Digital giants don’t need your data to predict your behavior

This post was originally published on this site

Shopping online. Searching the internet. Posting to social media. These ordinary activities allow Amazon, Google, Facebook and other digital behemoths to amass unprecedented amounts of people’s data while offering them little, if any, compensation in return.

In a new paper, “The Economics of Social Data,” Yale economists offer insight into why big tech companies can gobble up so much personal information at such a small price. It turns out that any one person’s data aren’t worth that much to Google et al. because the companies already know so much about our behavior from the data of people who resemble us, the researchers assert.  

By collecting data from every email, purchase, post, or search on their platforms, the tech giants have amassed valuable information about entire groups of people who share similar characteristics, the researchers explained. The social nature of this data allows the companies to make statistical inferences that predict a wide range of behaviors, such as where people travel, how they live, and the kinds of products they prefer, according to the study. 

When a shopper is looking for a book on Amazon, the company already knows a lot about their preferences based on data from people who share similar characteristics,” said Dirk Bergemann, the Douglass and Marion Campbell Professor of Economics in the Faculty of Arts and Sciences and a co-author of the study. “The additional information that the shopper provides companies is not that valuable, therefore they don’t need to compensate for the additional data. This creates an imbalance that favors the companies over individual consumers.”

Bergemann and his co-authors — MIT economist Alessandro Bonatti and Tan Gan, a graduate student in Yale’s economics department — show that the data’s social nature generates “social externalities” that give the big digital companies an advantage in obtaining data and potentially threaten people’s privacy. “Externalities” are side effects of economic activity that can produce positive or negative outcomes. For example, bees kept for honey might pollinate nearby crops, which is a positive externality. Increased air pollution is a negative externality caused by people driving to work. 

Whenever someone posts on Facebook it can produce a social externality, Bergemann said. A post about, say, the purchase of new fashionable product conveys information that Facebook can use to predict the likelihood that people in the same or similar social networks will buy that product. While consumers might derive some value from this externality through the company’s targeted advertising, Facebook reaps a far greater benefit from it in increased sales of digital advertising. Moreover, few regulations are in place to prevent firms from trading on this social data in ways that harm consumers, he said.  

Regulators have tried to level the playing field between consumers and big tech companies by attempting to secure consumers’ control over their information. This, they hope, will lead to people being compensated for the data they choose to share. But his approach is insufficient to protect privacy, the researchers argue, because, due to the externalities of social data, people relinquish control of their information to big-tech firms for little to no compensation. 

A recent congressional report, “Investigation of Competition in Digital Markets,” produced by the House Judiciary Committee, extensively quotes the new paper to highlight the immense value of the personal and social data that digital platforms acquire in exchange for providing users “free services.” 

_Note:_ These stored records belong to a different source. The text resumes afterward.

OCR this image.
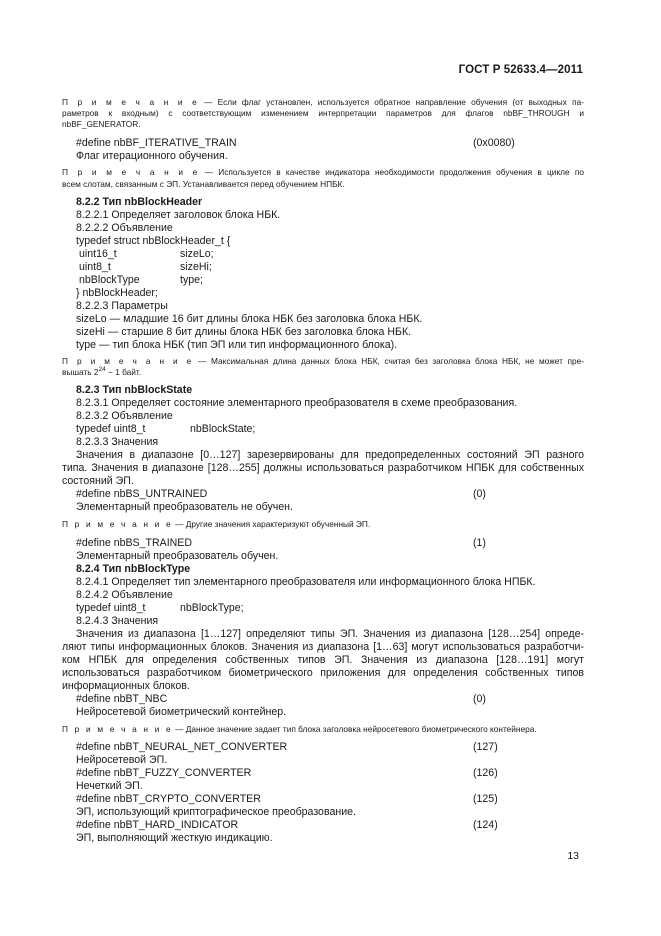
ГОСТ Р 52633.4—2011
П р и м е ч а н и е — Если флаг установлен, используется обратное направление обучения (от выходных па-
раметров к входным) с соответствующим изменением интерпретации параметров для флагов nbBF_THROUGH и
nbBF_GENERATOR.
#define nbBF_ITERATIVE_TRAIN	(0x0080)
Флаг итерационного обучения.
П р и м е ч а н и е — Используется в качестве индикатора необходимости продолжения обучения в цикле по
всем слотам, связанным с ЭП. Устанавливается перед обучением НПБК.
8.2.2 Тип nbBlockHeader
8.2.2.1 Определяет заголовок блока НБК.
8.2.2.2 Объявление
typedef struct nbBlockHeader_t {
uint16_t	sizeLo;
uint8_t	sizeHi;
nbBlockType	type;
} nbBlockHeader;
8.2.2.3 Параметры
sizeLo — младшие 16 бит длины блока НБК без заголовка блока НБК.
sizeHi — старшие 8 бит длины блока НБК без заголовка блока НБК.
type — тип блока НБК (тип ЭП или тип информационного блока).
П р и м е ч а н и е — Максимальная длина данных блока НБК, считая без заголовка блока НБК, не может пре-
вышать $2^{24} - 1$ байт.
8.2.3 Тип nbBlockState
8.2.3.1 Определяет состояние элементарного преобразователя в схеме преобразования.
8.2.3.2 Объявление
typedef uint8_t	nbBlockState;
8.2.3.3 Значения
Значения в диапазоне [0…127] зарезервированы для предопределенных состояний ЭП разного
типа. Значения в диапазоне [128…255] должны использоваться разработчиком НПБК для собственных
состояний ЭП.
#define nbBS_UNTRAINED	(0)
Элементарный преобразователь не обучен.
П р и м е ч а н и е — Другие значения характеризуют обученный ЭП.
#define nbBS_TRAINED	(1)
Элементарный преобразователь обучен.
8.2.4 Тип nbBlockType
8.2.4.1 Определяет тип элементарного преобразователя или информационного блока НПБК.
8.2.4.2 Объявление
typedef uint8_t	nbBlockType;
8.2.4.3 Значения
Значения из диапазона [1…127] определяют типы ЭП. Значения из диапазона [128…254] опреде-
ляют типы информационных блоков. Значения из диапазона [1…63] могут использоваться разработчи-
ком НПБК для определения собственных типов ЭП. Значения из диапазона [128…191] могут
использоваться разработчиком биометрического приложения для определения собственных типов
информационных блоков.
#define nbBT_NBC	(0)
Нейросетевой биометрический контейнер.
П р и м е ч а н и е — Данное значение задает тип блока заголовка нейросетевого биометрического контейнера.
#define nbBT_NEURAL_NET_CONVERTER	(127)
Нейросетевой ЭП.
#define nbBT_FUZZY_CONVERTER	(126)
Нечеткий ЭП.
#define nbBT_CRYPTO_CONVERTER	(125)
ЭП, использующий криптографическое преобразование.
#define nbBT_HARD_INDICATOR	(124)
ЭП, выполняющий жесткую индикацию.
13
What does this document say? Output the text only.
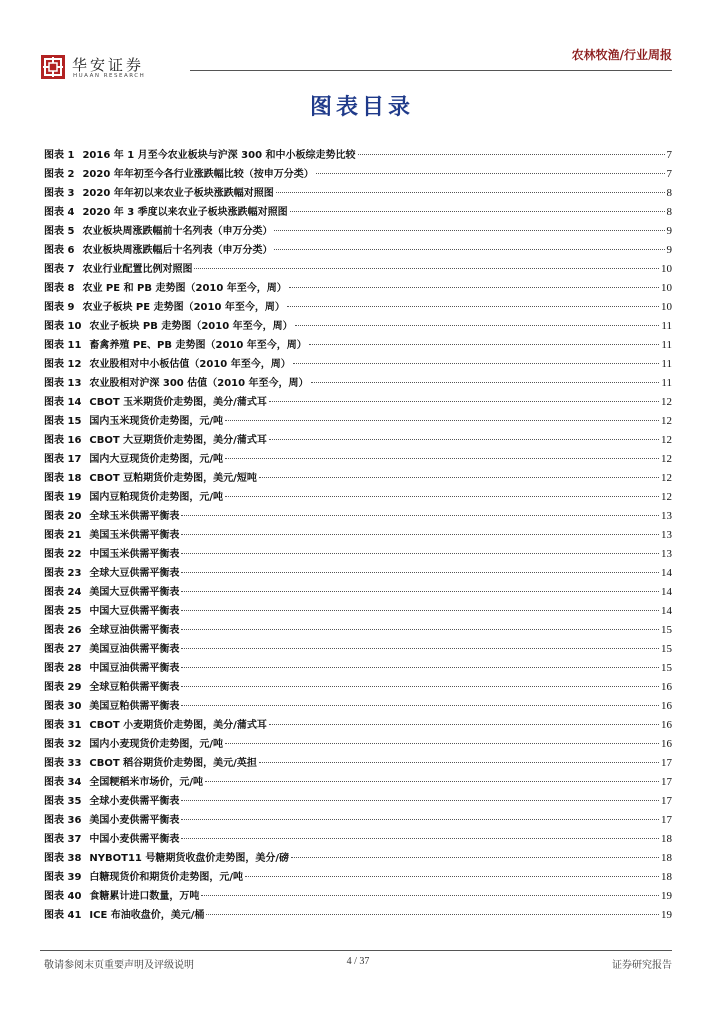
华安证券
HUAAN RESEARCH
农林牧渔/行业周报
图表目录
图表 1 2016 年 1 月至今农业板块与沪深 300 和中小板综走势比较	7
图表 2 2020 年年初至今各行业涨跌幅比较（按申万分类）	7
图表 3 2020 年年初以来农业子板块涨跌幅对照图	8
图表 4 2020 年 3 季度以来农业子板块涨跌幅对照图	8
图表 5 农业板块周涨跌幅前十名列表（申万分类）	9
图表 6 农业板块周涨跌幅后十名列表（申万分类）	9
图表 7 农业行业配置比例对照图	10
图表 8 农业 PE 和 PB 走势图（2010 年至今，周）	10
图表 9 农业子板块 PE 走势图（2010 年至今，周）	10
图表 10 农业子板块 PB 走势图（2010 年至今，周）	11
图表 11 畜禽养殖 PE、PB 走势图（2010 年至今，周）	11
图表 12 农业股相对中小板估值（2010 年至今，周）	11
图表 13 农业股相对沪深 300 估值（2010 年至今，周）	11
图表 14 CBOT 玉米期货价走势图，美分/蒲式耳	12
图表 15 国内玉米现货价走势图，元/吨	12
图表 16 CBOT 大豆期货价走势图，美分/蒲式耳	12
图表 17 国内大豆现货价走势图，元/吨	12
图表 18 CBOT 豆粕期货价走势图，美元/短吨	12
图表 19 国内豆粕现货价走势图，元/吨	12
图表 20 全球玉米供需平衡表	13
图表 21 美国玉米供需平衡表	13
图表 22 中国玉米供需平衡表	13
图表 23 全球大豆供需平衡表	14
图表 24 美国大豆供需平衡表	14
图表 25 中国大豆供需平衡表	14
图表 26 全球豆油供需平衡表	15
图表 27 美国豆油供需平衡表	15
图表 28 中国豆油供需平衡表	15
图表 29 全球豆粕供需平衡表	16
图表 30 美国豆粕供需平衡表	16
图表 31 CBOT 小麦期货价走势图，美分/蒲式耳	16
图表 32 国内小麦现货价走势图，元/吨	16
图表 33 CBOT 稻谷期货价走势图，美元/英担	17
图表 34 全国粳稻米市场价，元/吨	17
图表 35 全球小麦供需平衡表	17
图表 36 美国小麦供需平衡表	17
图表 37 中国小麦供需平衡表	18
图表 38 NYBOT11 号糖期货收盘价走势图，美分/磅	18
图表 39 白糖现货价和期货价走势图，元/吨	18
图表 40 食糖累计进口数量，万吨	19
图表 41 ICE 布油收盘价，美元/桶	19
敬请参阅末页重要声明及评级说明	4 / 37	证券研究报告
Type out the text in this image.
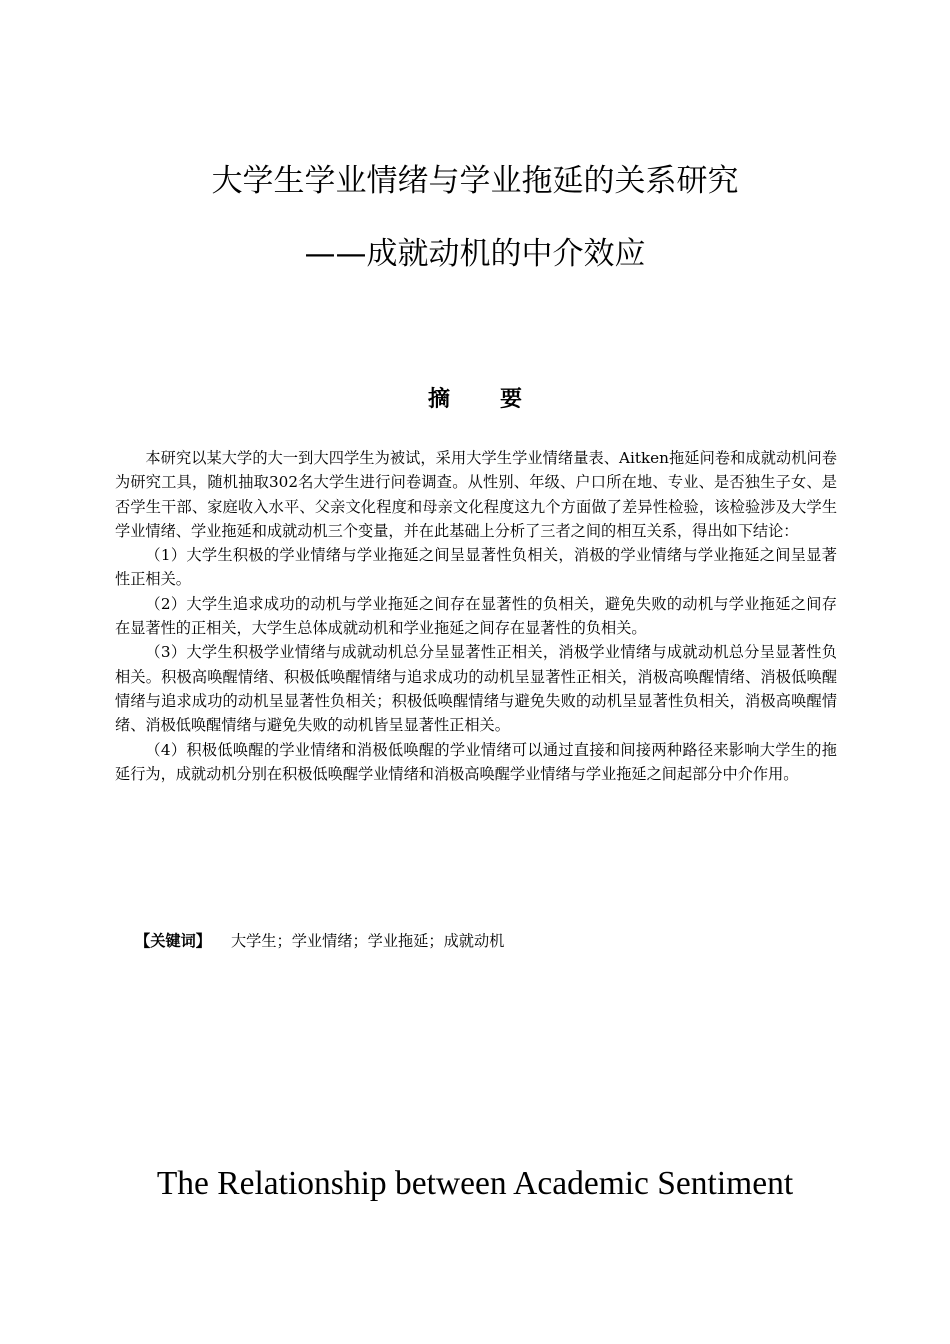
大学生学业情绪与学业拖延的关系研究
——成就动机的中介效应
摘 要

本研究以某大学的大一到大四学生为被试，采用大学生学业情绪量表、Aitken拖延问卷和成就动机问卷为研究工具，随机抽取302名大学生进行问卷调查。从性别、年级、户口所在地、专业、是否独生子女、是否学生干部、家庭收入水平、父亲文化程度和母亲文化程度这九个方面做了差异性检验，该检验涉及大学生学业情绪、学业拖延和成就动机三个变量，并在此基础上分析了三者之间的相互关系，得出如下结论：

（1）大学生积极的学业情绪与学业拖延之间呈显著性负相关，消极的学业情绪与学业拖延之间呈显著性正相关。

（2）大学生追求成功的动机与学业拖延之间存在显著性的负相关，避免失败的动机与学业拖延之间存在显著性的正相关，大学生总体成就动机和学业拖延之间存在显著性的负相关。

（3）大学生积极学业情绪与成就动机总分呈显著性正相关，消极学业情绪与成就动机总分呈显著性负相关。积极高唤醒情绪、积极低唤醒情绪与追求成功的动机呈显著性正相关，消极高唤醒情绪、消极低唤醒情绪与追求成功的动机呈显著性负相关；积极低唤醒情绪与避免失败的动机呈显著性负相关，消极高唤醒情绪、消极低唤醒情绪与避免失败的动机皆呈显著性正相关。

（4）积极低唤醒的学业情绪和消极低唤醒的学业情绪可以通过直接和间接两种路径来影响大学生的拖延行为，成就动机分别在积极低唤醒学业情绪和消极高唤醒学业情绪与学业拖延之间起部分中介作用。

【关键词】 大学生；学业情绪；学业拖延；成就动机
The Relationship between Academic Sentiment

In addition to giving people control of their data, policymakers should seek to make stored data easily transferrable and removable so that consumers can regain control of their data, said Bergemann. They also should attempt to increase competition among tech firms for people’s information, he noted. 

The big digital firms have near monopolies on the personal data,” he said. “They profit from gathering massive amounts of data while consumers gain very little from handing over their information. People would experience greater benefits if the companies were in direct competition for the personal data.”

The researchers suggest the possibility of establishing consumer unions, similar to labor unions, to enhance competition and provide individuals greater bargaining power over how companies use their data. New policy interventions are necessary because the data market will not resolve these problems on its own, Bergemann said.  

These issues are of urgent societal importance,” he said. “The data market, which lies at the core of the internet economy, will not function efficiently absent policy interventions. Yet, our rules, regulations, and understanding of the market haven’t evolved much over the last 20 years. Our work provides a conceptual framework to help policymakers think through these issues, which are extremely complex and will require a range of interventions.”